Flavoured vapes 'could become toxic when heated' new study using artificial intelligence suggests

Stock image of e-cigarette or vape
Liquid flavouring in e-cigarettes is heated to high temperatures -Credit:Copyright Unknown


Flavoured vapes could prove highly toxic when heated, according to a new study.

In a high-tech approach that could help uncover longer-term health risks of vaping, researchers used artificial intelligence to simulate the effects of heating the chemicals found in 180 flavours of e-liquid. And they found that 505 hazardous chemicals - 127 of them acutely toxic and 153 of them health hazards - formed as a result of vaping, reports The Mirror.

There is a huge range of liquid flavourings available in e-cigarettes. The original source of these lies in the food industry, where they are safe, but the study suggests they were not intended to be heated to high temperatures and inhaled as vapour.

The study's authors - Donal O'Shea and Dan Wu, from the Royal College of Surgeons in Ireland, and Akihiro Kishimoto from the IBM Research company in Tokyo, Japan - wrote: "The aerosols produced by e-cigarette vaping contain immensely complex uncharacterised mixtures of pyrolysis products, the health implications of which are, as yet, mostly unidentified.
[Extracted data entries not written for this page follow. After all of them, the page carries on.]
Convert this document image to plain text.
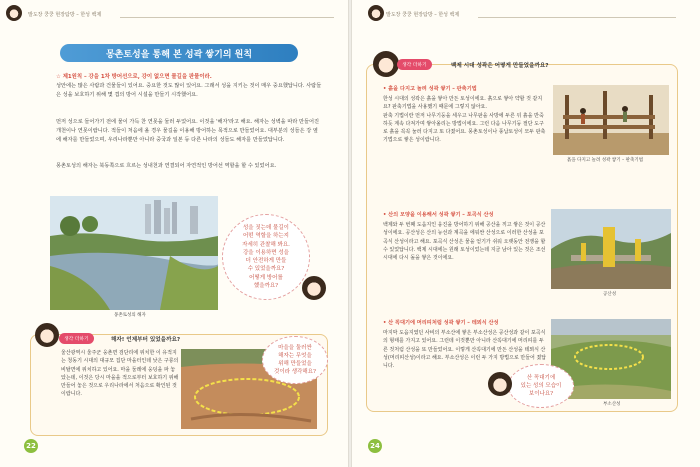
발도장 쿵쿵 현장탐방 – 한성 백제
몽촌토성을 통해 본 성곽 쌓기의 원칙
☆ 제1원칙 – 강을 1차 방어선으로, 강이 없으면 물길을 판물이라.
성안에는 많은 사람과 건물들이 있어요. 중요한 것도 많이 있어요. 그래서 성을 지키는 것이 매우 중요했답니다. 사람들은 성을 보호하기 위해 몇 겹의 방어 시설을 만들기 시작했어요.
먼저 성으로 들어가기 전에 물이 가득 찬 연못을 둘러 두었어요. 이것을 '해자'라고 해요. 해자는 성벽을 따라 만들어진 개천이나 연못이랍니다. 적들이 처음에 올 경우 물길을 이용해 방어하는 목적으로 만들었어요. 대부분의 성들은 강 옆에 해자를 만들었으며, 우리나라뿐만 아니라 중국과 일본 등 다른 나라의 성들도 해자를 만들었답니다.
몽촌토성의 해자는 북동쪽으로 흐르는 성내천과 연결되어 자연적인 방어선 역할을 할 수 있었어요.
몽촌토성의 해자
성을 짓는데 물길이
어떤 역할을 하는지
자세히 관찰해 봐요.
강을 이용하면 성을
더 안전하게 만들
수 있었을까요?
어떻게 방어를
했을까요?
생각 더하기	해자! 언제부터 있었을까요?
울산광역시 울주군 웅촌면 검단리에 위치한 이 유적지는 청동기 시대의 대규모 집단 마을터인데 낮은 구릉의 비탈면에 위치하고 있어요. 마을 둘레에 웅덩을 파 놓았는데, 이것은 당시 마을을 적으로부터 보호하기 위해 만들어 놓은 것으로 우리나라에서 처음으로 확인된 것이랍니다.
마을을 둘러싼
해자는 무엇을
위해 만들었을
것이라 생각해요?
22
발도장 쿵쿵 현장탐방 – 한성 백제
생각 더하기	백제 시대 성곽은 어떻게 만들었을까요?
• 흙을 다지고 놀려 성곽 쌓기 – 판축기법
한성 시대의 성곽은 흙을 쌓아 만든 토성이에요. 흙으로 쌓아 약할 것 같지요? 판축기법을 사용했기 때문에 그렇지 않아요.
판축 기법이란 먼저 나무기둥을 세우고 나무판을 사방에 두른 뒤 흙을 반죽하듯 계속 다져가며 쌓아올리는 방법이에요. 그런 다음 나무기둥 절단 도구로 흙을 꼭꼭 눌러 다지고 또 다졌어요. 몽촌토성이나 풍납토성이 모두 판축기법으로 쌓은 성이랍니다.
흙을 다지고 놀려 성곽 쌓기 – 판축기법
• 산의 모양을 이용해서 성곽 쌓기 – 포곡식 산성
백제와 두 번째 도읍지인 웅진을 방어하기 위해 공산을 끼고 쌓은 것이 공산성이에요. 공산성은 산의 능선과 계곡을 에워싼 산성으로 이러한 산성을 포곡식 산성이라고 해요. 포곡식 산성은 물을 얻기가 쉬워 오랫동안 전쟁을 할 수 있었답니다. 백제 시대에는 원래 토성이었는데 지금 남아 있는 것은 조선 시대에 다시 돌을 쌓은 것이에요.
공산성
• 산 꼭대기에 머리띠처럼 성곽 쌓기 – 테뫼식 산성
마지막 도읍지였던 사비의 부소산에 쌓은 부소산성은 공산성과 같이 포곡식의 형태를 가지고 있어요. 그런데 이것뿐만 아니라 산꼭대기에 머리띠를 두른 것처럼 산성을 또 만들었어요. 이렇게 산꼭대기에 만든 산성을 테뫼식 산성(머리띠산성)이라고 해요. 부소산성은 이런 두 가지 방법으로 만들어 졌답니다.
부소산성
산 꼭대기에
있는 성의 모습이
보이나요?
24
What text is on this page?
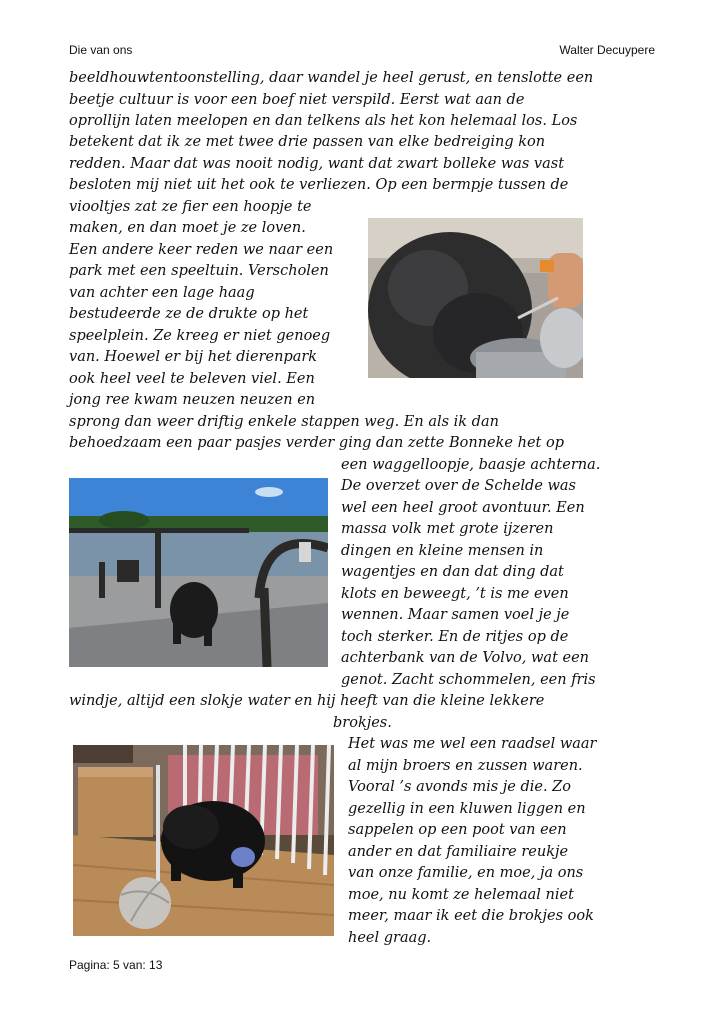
Die van ons	Walter Decuypere
beeldhouwtentoonstelling, daar wandel je heel gerust, en tenslotte een
beetje cultuur is voor een boef niet verspild. Eerst wat aan de
oprollijn laten meelopen en dan telkens als het kon helemaal los. Los
betekent dat ik ze met twee drie passen van elke bedreiging kon
redden. Maar dat was nooit nodig, want dat zwart bolleke was vast
besloten mij niet uit het ook te verliezen. Op een bermpje tussen de
viooltjes zat ze fier een hoopje te
maken, en dan moet je ze loven.
Een andere keer reden we naar een
park met een speeltuin. Verscholen
van achter een lage haag
bestudeerde ze de drukte op het
speelplein. Ze kreeg er niet genoeg
van. Hoewel er bij het dierenpark
ook heel veel te beleven viel. Een
jong ree kwam neuzen neuzen en
sprong dan weer driftig enkele stappen weg. En als ik dan
behoedzaam een paar pasjes verder ging dan zette Bonneke het op
een waggelloopje, baasje achterna.
De overzet over de Schelde was
wel een heel groot avontuur. Een
massa volk met grote ijzeren
dingen en kleine mensen in
wagentjes en dan dat ding dat
klots en beweegt, ’t is me even
wennen. Maar samen voel je je
toch sterker. En de ritjes op de
achterbank van de Volvo, wat een
genot. Zacht schommelen, een fris
windje, altijd een slokje water en hij heeft van die kleine lekkere
brokjes.
Het was me wel een raadsel waar
al mijn broers en zussen waren.
Vooral ’s avonds mis je die. Zo
gezellig in een kluwen liggen en
sappelen op een poot van een
ander en dat familiaire reukje
van onze familie, en moe, ja ons
moe, nu komt ze helemaal niet
meer, maar ik eet die brokjes ook
heel graag.
Pagina: 5 van: 13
"In advance of health effects of vaping becoming apparent in the general population, AI can be exploited to give guidance to the public, policy makers and health care professionals." They added: "As vaping is a new and unprecedented stress to the human body, with the ability to generate pyrolysis products more toxic that their parent compounds, it seems prudent to strictly limit the number of chemical entities in e-liquids."

Jacob George, professor of cardiovascular medicine and therapeutics at the University of Dundee, was not involved in the study but said of it: "There are close to 40,000 different flavours in the market worldwide today and making sense of their effects will require a combination of techniques including automated mapping algorithms and creation of neural networks such as this.

"While this study cannot give us definitive answers of the risks of flavoured vapes on human health, this study may be a helpful early step to identifying signals that could then lead to further, more in-depth research into heat-induced breakdown of chemicals used in flavourings." He added: "This study has combined artificial intelligence with previously known published information to predict that when heating a combination of chemicals in flavoured vapes there might result in a harmful toxicant being produced, and these predictions can then be tested with further studies.

"There is, as yet, very little good-quality evidence of either safety or harm of these flavourings and so I welcome novel strategies as employed by these researchers." The findings are published in the Scientific Reports journal.